Tuesday, January 5, 2010

Late afternoon equities rally continues to support strategy for January with help from Treasuries

2010 may prove to be a strange year - especially if it plays according to our strategy! So far it's looking on track as equities found a low point this afternoon and rallied into the close. Despite being down with a cold, I was fairly active tweeting and able to track it fairly well. The wave count may be a wave 3 of 5 to push the rally higher for some more days into the middle of this month. If that's right, then today's lows will hold through that time, for "the last swing trade long" for this month. What helped today was not just about the dollar, but interest rates - so the TLT chart is my first one, below. With Treasuries up (apparently we can thank the Fed!), traders felt comfortable continuing to bid up equities. Tomorrow at 2 pm there's a Fed statement so we'll also see if that helps any intraday games.

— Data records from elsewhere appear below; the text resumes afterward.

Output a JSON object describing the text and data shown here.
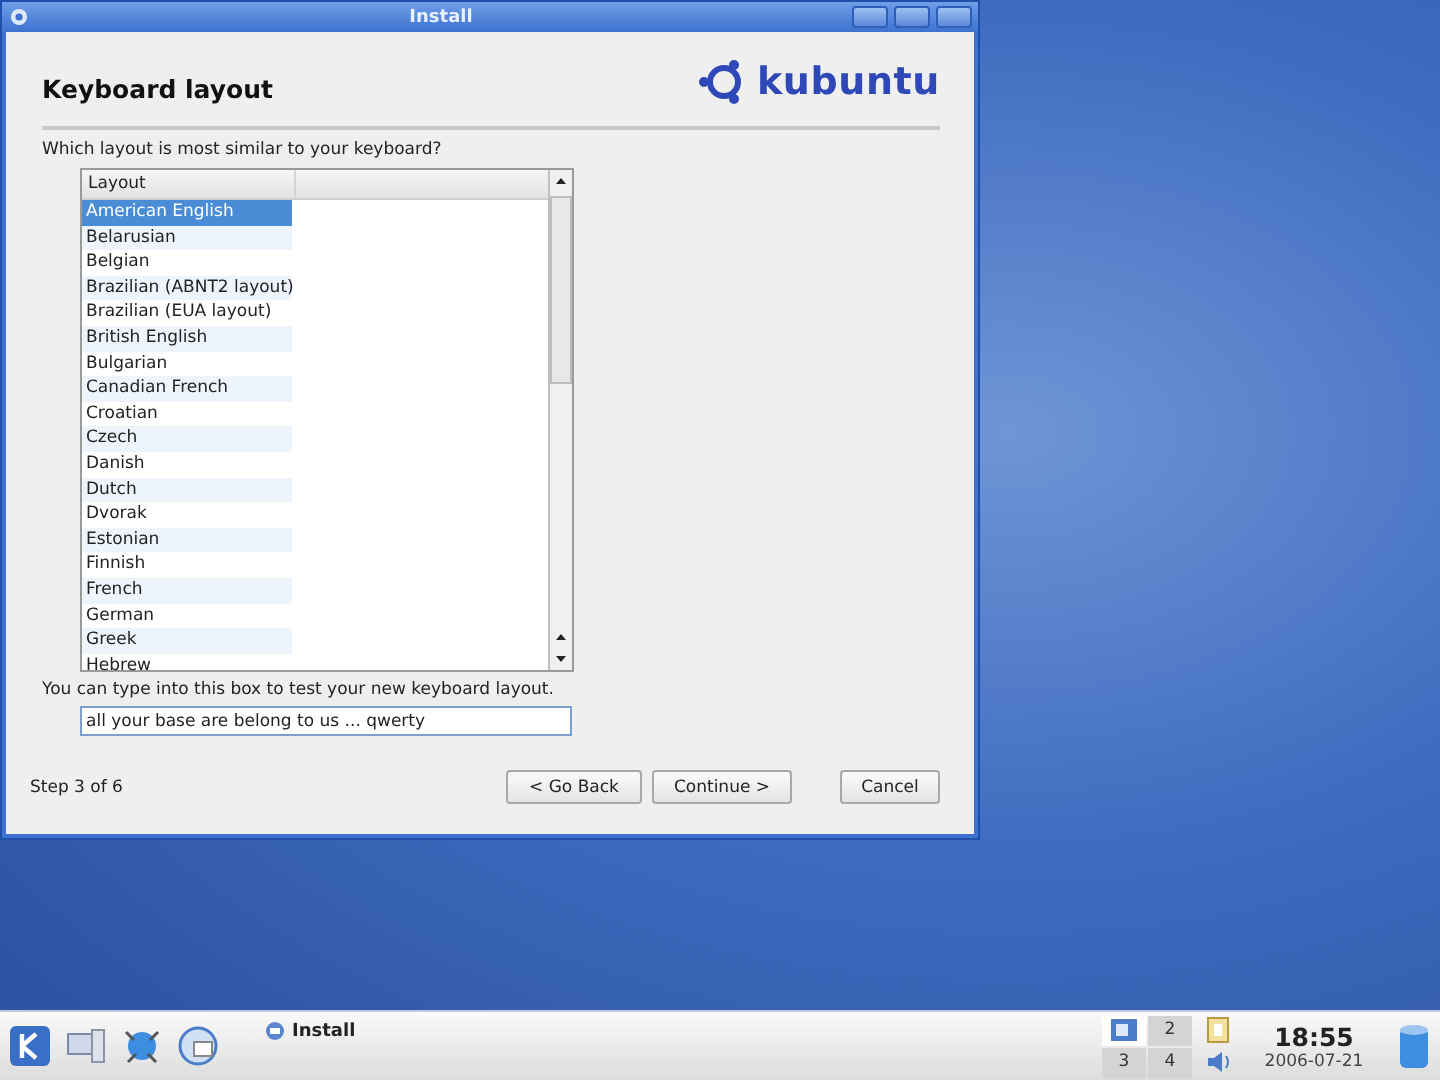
{
  "window": {
    "title": "Install"
  },
  "header": {
    "title": "Keyboard layout",
    "logo_text": "kubuntu"
  },
  "question": "Which layout is most similar to your keyboard?",
  "layout_list": {
    "column": "Layout",
    "items": [
      {
        "label": "American English",
        "selected": true
      },
      {
        "label": "Belarusian",
        "selected": false
      },
      {
        "label": "Belgian",
        "selected": false
      },
      {
        "label": "Brazilian (ABNT2 layout)",
        "selected": false
      },
      {
        "label": "Brazilian (EUA layout)",
        "selected": false
      },
      {
        "label": "British English",
        "selected": false
      },
      {
        "label": "Bulgarian",
        "selected": false
      },
      {
        "label": "Canadian French",
        "selected": false
      },
      {
        "label": "Croatian",
        "selected": false
      },
      {
        "label": "Czech",
        "selected": false
      },
      {
        "label": "Danish",
        "selected": false
      },
      {
        "label": "Dutch",
        "selected": false
      },
      {
        "label": "Dvorak",
        "selected": false
      },
      {
        "label": "Estonian",
        "selected": false
      },
      {
        "label": "Finnish",
        "selected": false
      },
      {
        "label": "French",
        "selected": false
      },
      {
        "label": "German",
        "selected": false
      },
      {
        "label": "Greek",
        "selected": false
      },
      {
        "label": "Hebrew",
        "selected": false
      }
    ]
  },
  "test_hint": "You can type into this box to test your new keyboard layout.",
  "test_field": {
    "value": "all your base are belong to us ... qwerty"
  },
  "step": "Step 3 of 6",
  "buttons": [
    "< Go Back",
    "Continue >",
    "Cancel"
  ],
  "taskbar": {
    "task": "Install",
    "desktops": [
      {
        "selected": true
      },
      {
        "label": "2",
        "selected": false
      },
      {
        "label": "3",
        "selected": false
      },
      {
        "label": "4",
        "selected": false
      }
    ],
    "clock": "18:55",
    "date": "2006-07-21"
  }
}
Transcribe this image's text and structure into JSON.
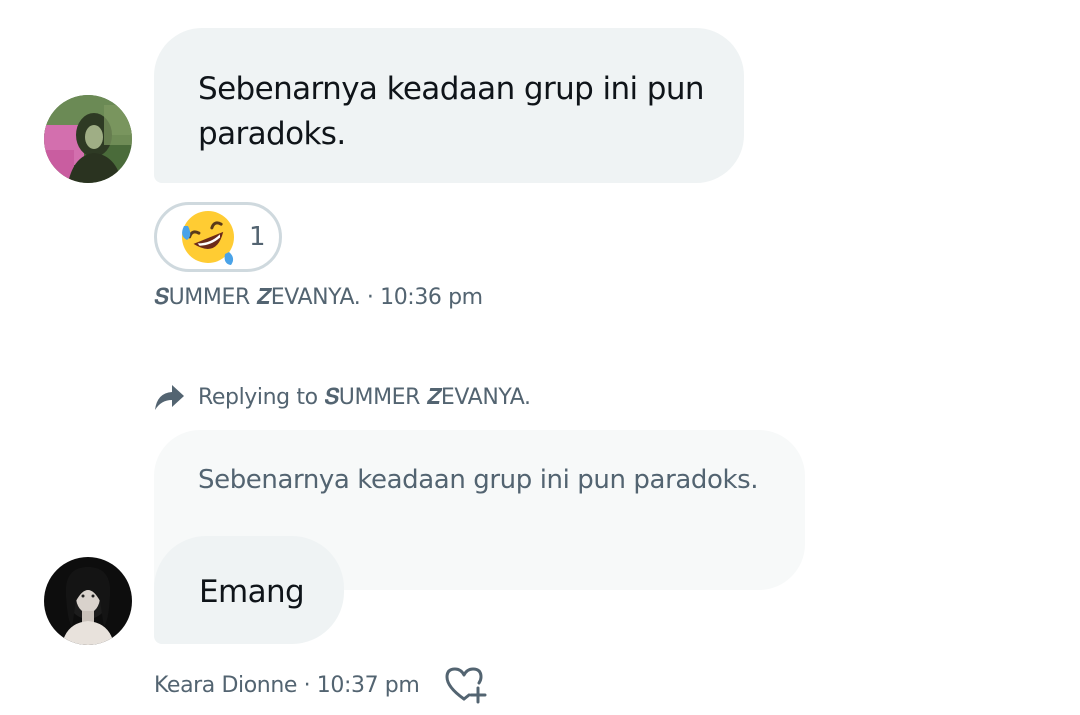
{
  "messages": [
    {
      "lines": [
        "Sebenarnya keadaan grup ini pun",
        "paradoks."
      ],
      "reaction": {
        "emoji": "rolling-on-floor-laughing",
        "count": "1"
      },
      "meta": "𝑺UMMER 𝒁EVANYA. · 10:36 pm",
      "avatar": "avatar-summer"
    },
    {
      "replying_to": "Replying to 𝑺UMMER 𝒁EVANYA.",
      "quoted_text": "Sebenarnya keadaan grup ini pun paradoks.",
      "text": "Emang",
      "meta": "Keara Dionne · 10:37 pm",
      "avatar": "avatar-keara"
    }
  ],
  "icons": {
    "reply": "reply-arrow-icon",
    "add_reaction": "heart-plus-icon"
  },
  "colors": {
    "bubble": "#eff3f4",
    "quoted_bubble": "#f7f9f9",
    "meta_text": "#536471",
    "reaction_border": "#cfd9de"
  }
}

Our strategy us to remain positive equities until they top out in a week or so. So far, so good. Notice the banks also rose - not a new high, so we'll just keep an eye there. And gold was sort of up but kinda stalling at the same time (bottom chart, after $BKX). I can't guarantee that gold won't rise with equities right now. But if the game is for low rates to stay in place for awhile, then gold may not be too hot right now.

Been thinking yen and euro should rise here, but only the yen did today, so no real fireworks on the dollar in that sense. Oil's rise is what surprised many and it's promising (or threatening) to break out higher - if it follows through, we should look for $91/92.

Meredith Whitney lowered her earnings estimate for GS but is still ahead of the Street. Besides, GS is still working on a last wave up to complete its big wave 1 (or whatever it turns out to be). That helped the financials (XLF) push over its own 50 DMA. The only question is whether it too can make a higher high, before the music stops after a week or so.

So if you're trading the continued rally party as we are, great! Just keep in mind that we're dancing increasingly close to the door. For now, 1132 needs to hold for the SPX. Dropping under 1114 would put out the flame but we're not expecting that - we're looking for 1140 and then above toward 1150 and maybe around 1160, before the music stops.